Depuis les années 1970, toutes les grandes économies avancées ont partagé l'expérience du déclin du progrès technologique. Comme cette tendance s'est accentuée au fil du temps, certains commentateurs ont déjà conclu que le monde est entré dans une ère de stagnation séculaire (Gordon 2015, Summers 2014). Cependant, la décélération n'a pas été complètement synchronisée entre les pays. Dans un article récent (Christofzik et al. 2021), nous examinons cette évolution plus en détail, en nous concentrant sur le cas de l'Allemagne.

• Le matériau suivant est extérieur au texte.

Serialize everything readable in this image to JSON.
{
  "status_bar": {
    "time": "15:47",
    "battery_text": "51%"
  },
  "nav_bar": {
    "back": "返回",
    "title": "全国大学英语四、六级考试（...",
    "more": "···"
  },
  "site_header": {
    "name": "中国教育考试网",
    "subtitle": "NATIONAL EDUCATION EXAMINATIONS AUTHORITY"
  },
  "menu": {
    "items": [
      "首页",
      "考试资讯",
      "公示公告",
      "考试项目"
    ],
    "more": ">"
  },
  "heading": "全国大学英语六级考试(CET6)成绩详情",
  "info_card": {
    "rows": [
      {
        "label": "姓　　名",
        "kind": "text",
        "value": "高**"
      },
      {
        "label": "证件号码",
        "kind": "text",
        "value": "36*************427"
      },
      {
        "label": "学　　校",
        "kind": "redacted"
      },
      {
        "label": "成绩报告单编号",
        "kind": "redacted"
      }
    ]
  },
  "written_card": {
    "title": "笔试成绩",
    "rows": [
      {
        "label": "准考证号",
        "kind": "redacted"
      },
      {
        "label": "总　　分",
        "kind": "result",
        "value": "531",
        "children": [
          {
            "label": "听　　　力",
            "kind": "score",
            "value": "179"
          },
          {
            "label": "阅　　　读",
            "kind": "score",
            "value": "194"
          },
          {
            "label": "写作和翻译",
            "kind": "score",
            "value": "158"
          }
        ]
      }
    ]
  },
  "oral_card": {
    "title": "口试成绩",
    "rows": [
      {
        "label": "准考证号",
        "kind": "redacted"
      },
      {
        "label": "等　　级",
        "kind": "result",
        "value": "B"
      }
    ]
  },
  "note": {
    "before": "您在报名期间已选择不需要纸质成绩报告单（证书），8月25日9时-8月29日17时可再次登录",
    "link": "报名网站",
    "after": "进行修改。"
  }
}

Plus précisément, nous étudions les principales explications à l'aide de méthodes empiriques de pointe, tant en ce qui concerne la construction des données que les procédures d'identification empiriques.
Cartographier avec précision les évolutions de la productivité est tout sauf simple. La figure 1 présente différentes mesures de la productivité pour l'Allemagne, la France, l'Italie et le Royaume-Uni. La croissance de la productivité horaire du travail en tant qu'indicateur simple a diminué dans tous les pays, cette décélération est particulièrement prononcée en Italie et au Royaume-Uni. Il s'agit cependant d'une mesure incomplète du progrès technologique. Comme cette mesure est construite comme le rapport entre la production et le nombre d'heures travaillées, elle n'exclut pas les variations d'autres facteurs d'entrée tels que le capital physique qui ne sont pas directement liés au progrès technologique.
Figure 1 Évolution de la productivité dans les principaux pays européens
Remarques : Ce graphique compare notre mesure trimestrielle de la PTF purifiée pour les principaux pays européens avec le résidu de Solow et la productivité du travail. Il montre les log-niveaux des variables considérées (moyenne annuelle de 2008 = 100). Les lignes complètes sont nos mesures PTFP trimestrielles. Les lignes pointillées bleues affichent nos séries trimestrielles pour le résidu de Solow. La productivité du travail est mesurée en tant que production par heure travaillée et représentée par des lignes pointillées. Les régions ombrées reflètent les récessions telles que datées par le Conseil allemand des experts économiques (GCEE) pour l'Allemagne, le Conference Board pour la France et le Royaume-Uni et l'Institut de recherche sur le cycle économique (ECRI) pour l'Italie. Source : Christofzik et al. (2021).
Un autre indicateur est la productivité totale des facteurs (PTF) mesurée par le résidu de Solow. Présentant cet indicateur, la figure 1 montre que, abstraction faite des quelques années précédant la crise financière de 2008-2009, la croissance de la productivité du travail tend à surestimer le progrès technologique. La mesure du progrès technologique par le résidu de Solow est néanmoins problématique car elle intègre, entre autres facteurs, des effets conjoncturels. Elle tend à sous-estimer le progrès technologique si l'utilisation des facteurs diminue, et à le surestimer dans les périodes d'utilisation croissante des facteurs.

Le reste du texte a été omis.